The Axway Cloud MFT Service provides a complete platform for secure, auditable and managed transfer of critical business files between two parties, whether they are in the same organization or in different organizations. This comprehensive cloud-based solution dramatically simplifies deployment and management by providing a fully configured system running on a highly scalable and flexible cloud infrastructure. The deployment architecture of the Axway Cloud MFT Service is illustrated in Figure 4.

Figure 4 - Axway Cloud MFT Service Deployment Architecture

Security groups: The Axway Cloud MFT Service is a classic multi-tiered application. Each tier is isolated and protected using EC2 security groups.
  • The outward-facing Edge security group opens the appropriate ports for the protocols selected by the user (e.g. port 20 for FTP, port 22 for SFTP, port 80 for HTTP, port 443 for HTTPS, and so on). These ports are open to any source, so there is no IP source filtering.
  • The ST security group restricts inbound traffic to port 4455 and only from Edge Service instances in the Edge security group. All other inbound traffic to the ST Service instances is blocked by the security group filters.
  • The DB security group opens port 1521 to the ST Service instances in the ST security group. All other inbound traffic is blocked.

Elastic Load Balancing (ELB) and auto scaling: ELB instances are used to share the application load over the Edge Service instances and also over the ST Service instances. In each case, the minimum number of instances running is two, and auto scaling is used to automatically increase the number of instances as the load on the application increases.

Elastic Block Store (EBS): The ST Service instances store configuration information, log files and file transfer restart data in a local Elastic Block Store (EBS) volume. The EBS volume is shared with all service instances. Periodic snapshots of the EBS volume (which are effectively incremental backups of the volume) are replicated to a standby copy of the MFT Service residing in a separate Amazon Availability Zone. This standby copy of the MFT Service acts as a disaster recovery instance in case of a complete failure of the primary, or production, copy of the service.

Similarly, the Oracle DB Server uses another EBS volume for a database instance. A snapshot of this volume is copied to the disaster recovery instance of the MFT Service to replicate the database information in case of a failure in the primary Availability Zone.

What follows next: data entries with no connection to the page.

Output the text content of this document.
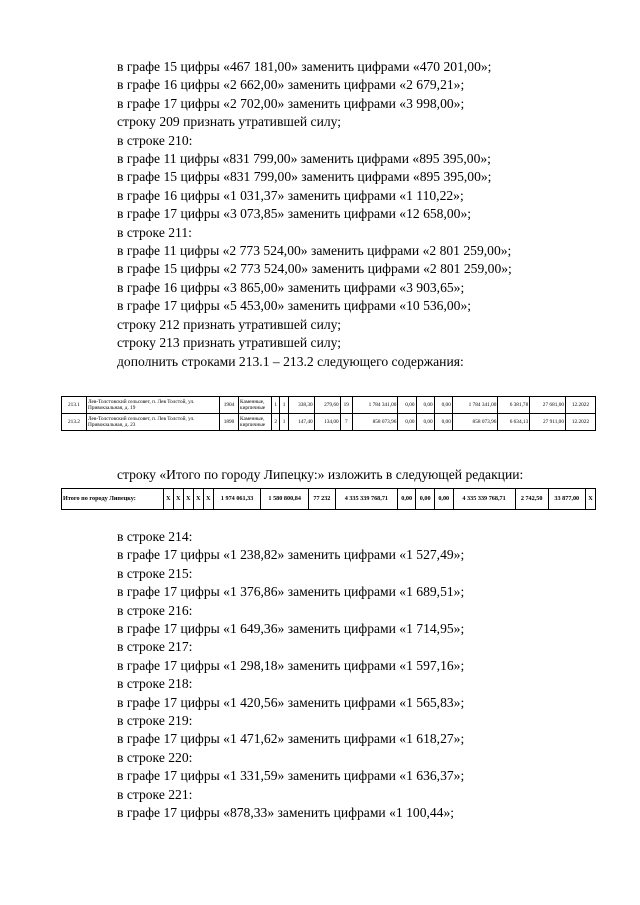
в графе 15 цифры «467 181,00» заменить цифрами «470 201,00»;

в графе 16 цифры «2 662,00» заменить цифрами «2 679,21»;

в графе 17 цифры «2 702,00» заменить цифрами «3 998,00»;

строку 209 признать утратившей силу;

в строке 210:

в графе 11 цифры «831 799,00» заменить цифрами «895 395,00»;

в графе 15 цифры «831 799,00» заменить цифрами «895 395,00»;

в графе 16 цифры «1 031,37» заменить цифрами «1 110,22»;

в графе 17 цифры «3 073,85» заменить цифрами «12 658,00»;

в строке 211:

в графе 11 цифры «2 773 524,00» заменить цифрами «2 801 259,00»;

в графе 15 цифры «2 773 524,00» заменить цифрами «2 801 259,00»;

в графе 16 цифры «3 865,00» заменить цифрами «3 903,65»;

в графе 17 цифры «5 453,00» заменить цифрами «10 536,00»;

строку 212 признать утратившей силу;

строку 213 признать утратившей силу;

дополнить строками 213.1 – 213.2 следующего содержания:

213.1	Лев-Толстовский сельсовет, п. Лев Толстой, ул. Привокзальная, д. 19	1904	Каменные, кирпичные	1	1	338,30	279,60	19	1 784 341,00	0,00	0,00	0,00	1 784 341,00	6 381,78	27 681,00	12.2022
213.2	Лев-Толстовский сельсовет, п. Лев Толстой, ул. Привокзальная, д. 23	1890	Каменные, кирпичные	2	1	147,40	134,00	7	858 073,96	0,00	0,00	0,00	858 073,96	6 634,13	27 911,00	12.2022

строку «Итого по городу Липецку:» изложить в следующей редакции:

Итого по городу Липецку:	X	X	X	X	X	1 974 061,33	1 580 800,84	77 232	4 335 339 768,71	0,00	0,00	0,00	4 335 339 768,71	2 742,50	33 877,00	X

в строке 214:

в графе 17 цифры «1 238,82» заменить цифрами «1 527,49»;

в строке 215:

в графе 17 цифры «1 376,86» заменить цифрами «1 689,51»;

в строке 216:

в графе 17 цифры «1 649,36» заменить цифрами «1 714,95»;

в строке 217:

в графе 17 цифры «1 298,18» заменить цифрами «1 597,16»;

в строке 218:

в графе 17 цифры «1 420,56» заменить цифрами «1 565,83»;

в строке 219:

в графе 17 цифры «1 471,62» заменить цифрами «1 618,27»;

в строке 220:

в графе 17 цифры «1 331,59» заменить цифрами «1 636,37»;

в строке 221:

в графе 17 цифры «878,33» заменить цифрами «1 100,44»;
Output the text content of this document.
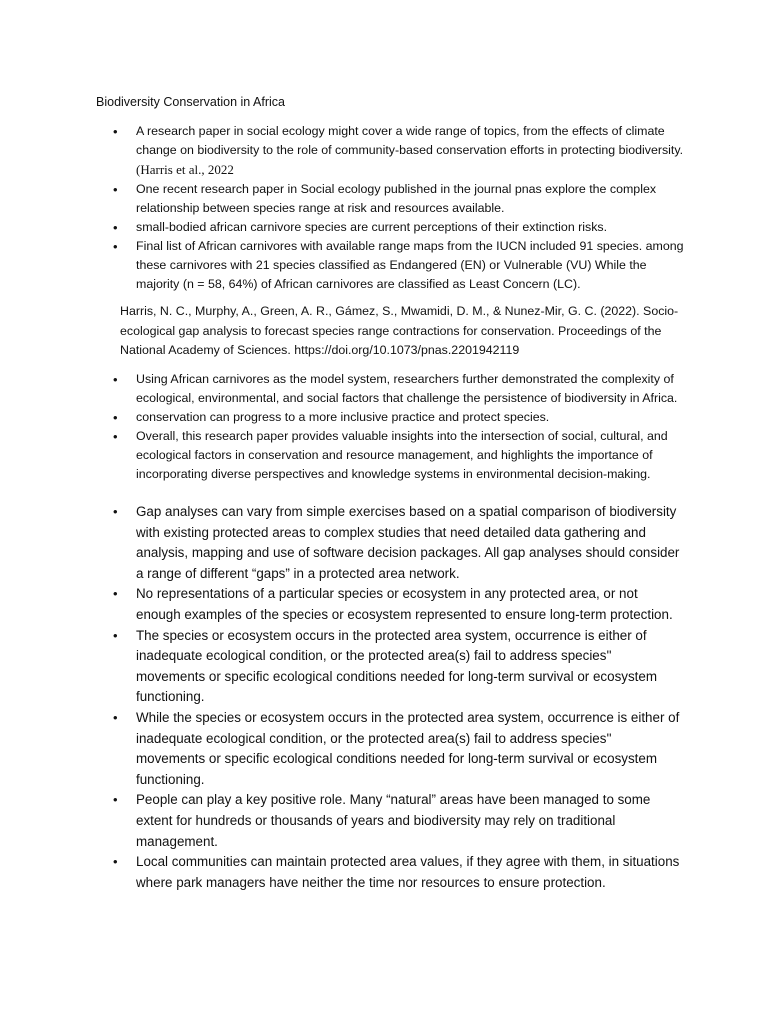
Biodiversity Conservation in Africa
• A research paper in social ecology might cover a wide range of topics, from the effects of climate change on biodiversity to the role of community-based conservation efforts in protecting biodiversity. (Harris et al., 2022
• One recent research paper in Social ecology published in the journal pnas explore the complex relationship between species range at risk and resources available.
• small-bodied african carnivore species are current perceptions of their extinction risks.
• Final list of African carnivores with available range maps from the IUCN included 91 species. among these carnivores with 21 species classified as Endangered (EN) or Vulnerable (VU) While the majority (n = 58, 64%) of African carnivores are classified as Least Concern (LC).
Harris, N. C., Murphy, A., Green, A. R., Gámez, S., Mwamidi, D. M., & Nunez-Mir, G. C. (2022). Socio-ecological gap analysis to forecast species range contractions for conservation. Proceedings of the National Academy of Sciences. https://doi.org/10.1073/pnas.2201942119
• Using African carnivores as the model system, researchers further demonstrated the complexity of ecological, environmental, and social factors that challenge the persistence of biodiversity in Africa.
• conservation can progress to a more inclusive practice and protect species.
• Overall, this research paper provides valuable insights into the intersection of social, cultural, and ecological factors in conservation and resource management, and highlights the importance of incorporating diverse perspectives and knowledge systems in environmental decision-making.
• Gap analyses can vary from simple exercises based on a spatial comparison of biodiversity with existing protected areas to complex studies that need detailed data gathering and analysis, mapping and use of software decision packages. All gap analyses should consider a range of different “gaps” in a protected area network.
• No representations of a particular species or ecosystem in any protected area, or not enough examples of the species or ecosystem represented to ensure long-term protection.
• The species or ecosystem occurs in the protected area system, occurrence is either of inadequate ecological condition, or the protected area(s) fail to address species'' movements or specific ecological conditions needed for long-term survival or ecosystem functioning.
• While the species or ecosystem occurs in the protected area system, occurrence is either of inadequate ecological condition, or the protected area(s) fail to address species'' movements or specific ecological conditions needed for long-term survival or ecosystem functioning.
• People can play a key positive role. Many “natural” areas have been managed to some extent for hundreds or thousands of years and biodiversity may rely on traditional management.
• Local communities can maintain protected area values, if they agree with them, in situations where park managers have neither the time nor resources to ensure protection.
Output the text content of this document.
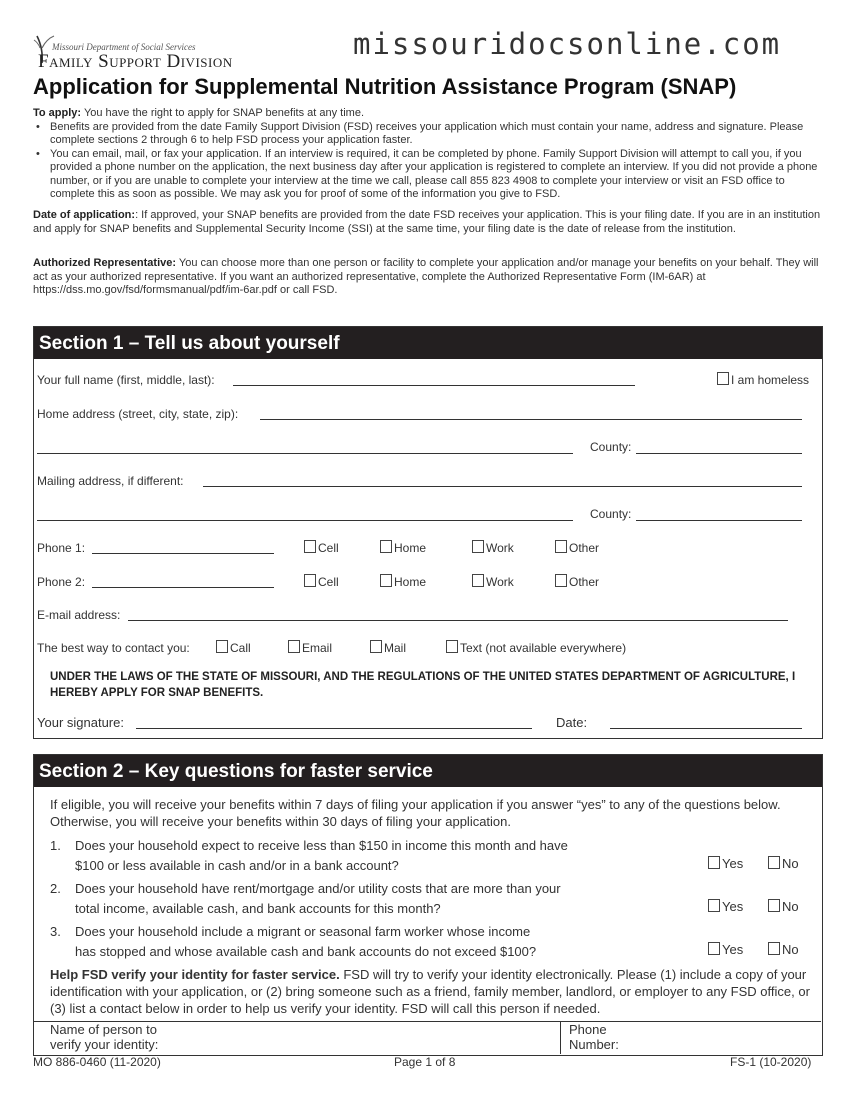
Missouri Department of Social Services
Family Support Division
missouridocsonline.com
Application for Supplemental Nutrition Assistance Program (SNAP)
To apply: You have the right to apply for SNAP benefits at any time.
• Benefits are provided from the date Family Support Division (FSD) receives your application which must contain your name, address and signature. Please complete sections 2 through 6 to help FSD process your application faster.
• You can email, mail, or fax your application. If an interview is required, it can be completed by phone. Family Support Division will attempt to call you, if you provided a phone number on the application, the next business day after your application is registered to complete an interview. If you did not provide a phone number, or if you are unable to complete your interview at the time we call, please call 855 823 4908 to complete your interview or visit an FSD office to complete this as soon as possible. We may ask you for proof of some of the information you give to FSD.
Date of application:: If approved, your SNAP benefits are provided from the date FSD receives your application. This is your filing date. If you are in an institution and apply for SNAP benefits and Supplemental Security Income (SSI) at the same time, your filing date is the date of release from the institution.
Authorized Representative: You can choose more than one person or facility to complete your application and/or manage your benefits on your behalf. They will act as your authorized representative. If you want an authorized representative, complete the Authorized Representative Form (IM-6AR) at https://dss.mo.gov/fsd/formsmanual/pdf/im-6ar.pdf or call FSD.
Section 1 – Tell us about yourself
Your full name (first, middle, last):	I am homeless
Home address (street, city, state, zip):
County:
Mailing address, if different:
County:
Phone 1:	Cell	Home	Work	Other
Phone 2:	Cell	Home	Work	Other
E-mail address:
The best way to contact you:	Call	Email	Mail	Text (not available everywhere)
UNDER THE LAWS OF THE STATE OF MISSOURI, AND THE REGULATIONS OF THE UNITED STATES DEPARTMENT OF AGRICULTURE, I HEREBY APPLY FOR SNAP BENEFITS.
Your signature:	Date:
Section 2 – Key questions for faster service
If eligible, you will receive your benefits within 7 days of filing your application if you answer “yes” to any of the questions below. Otherwise, you will receive your benefits within 30 days of filing your application.
1. Does your household expect to receive less than $150 in income this month and have
$100 or less available in cash and/or in a bank account?	Yes	No
2. Does your household have rent/mortgage and/or utility costs that are more than your
total income, available cash, and bank accounts for this month?	Yes	No
3. Does your household include a migrant or seasonal farm worker whose income
has stopped and whose available cash and bank accounts do not exceed $100?	Yes	No
Help FSD verify your identity for faster service. FSD will try to verify your identity electronically. Please (1) include a copy of your identification with your application, or (2) bring someone such as a friend, family member, landlord, or employer to any FSD office, or (3) list a contact below in order to help us verify your identity. FSD will call this person if needed.
Name of person to
verify your identity:
Phone
Number:
MO 886-0460 (11-2020)	Page 1 of 8	FS-1 (10-2020)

Disaster recovery: Axway’s Cloud Operations team has also created a set of scripts that utilize Amazon’s Web Services APIs to verify that the MFT Service instances in the disaster recovery Availability Zone are available and ready to start up if the primary Availability Zone fails. These scripts run on a regular and frequent basis, giving Axway the additional confidence that, in the case of a complete Availability Zone failure, the disaster recovery mechanism will switch over to the remote MFT Service instances and that these instances will provide continuous service to Axway’s customers.

Summary


The Axway Cloud MFT Service utilizes Amazon EC2 features to provide a cloud-based service that is not only highly secure, but is also designed to be resilient in the event individual component failures or a complete failure of a data center, such as those suffered by Amazon data centers in Virginia and Ireland. The result is an enterprise-scale service that enables organizations to exchange files containing confidential and business critical information securely and reliably in the cloud.

Conclusion


Despite some people believing that applications running in the cloud never fail and are always available, component failure or a wider problem at a data center can cause outages just like they can for on-premise applications. To help ensure availability and performance for cloud applications like the Axway Cloud MFT Service, cloud infrastructure providers including Amazon have delivered a set of infrastructure features that allow you to design and build secure, scalable and resilient applications that will meet the needs of your organization.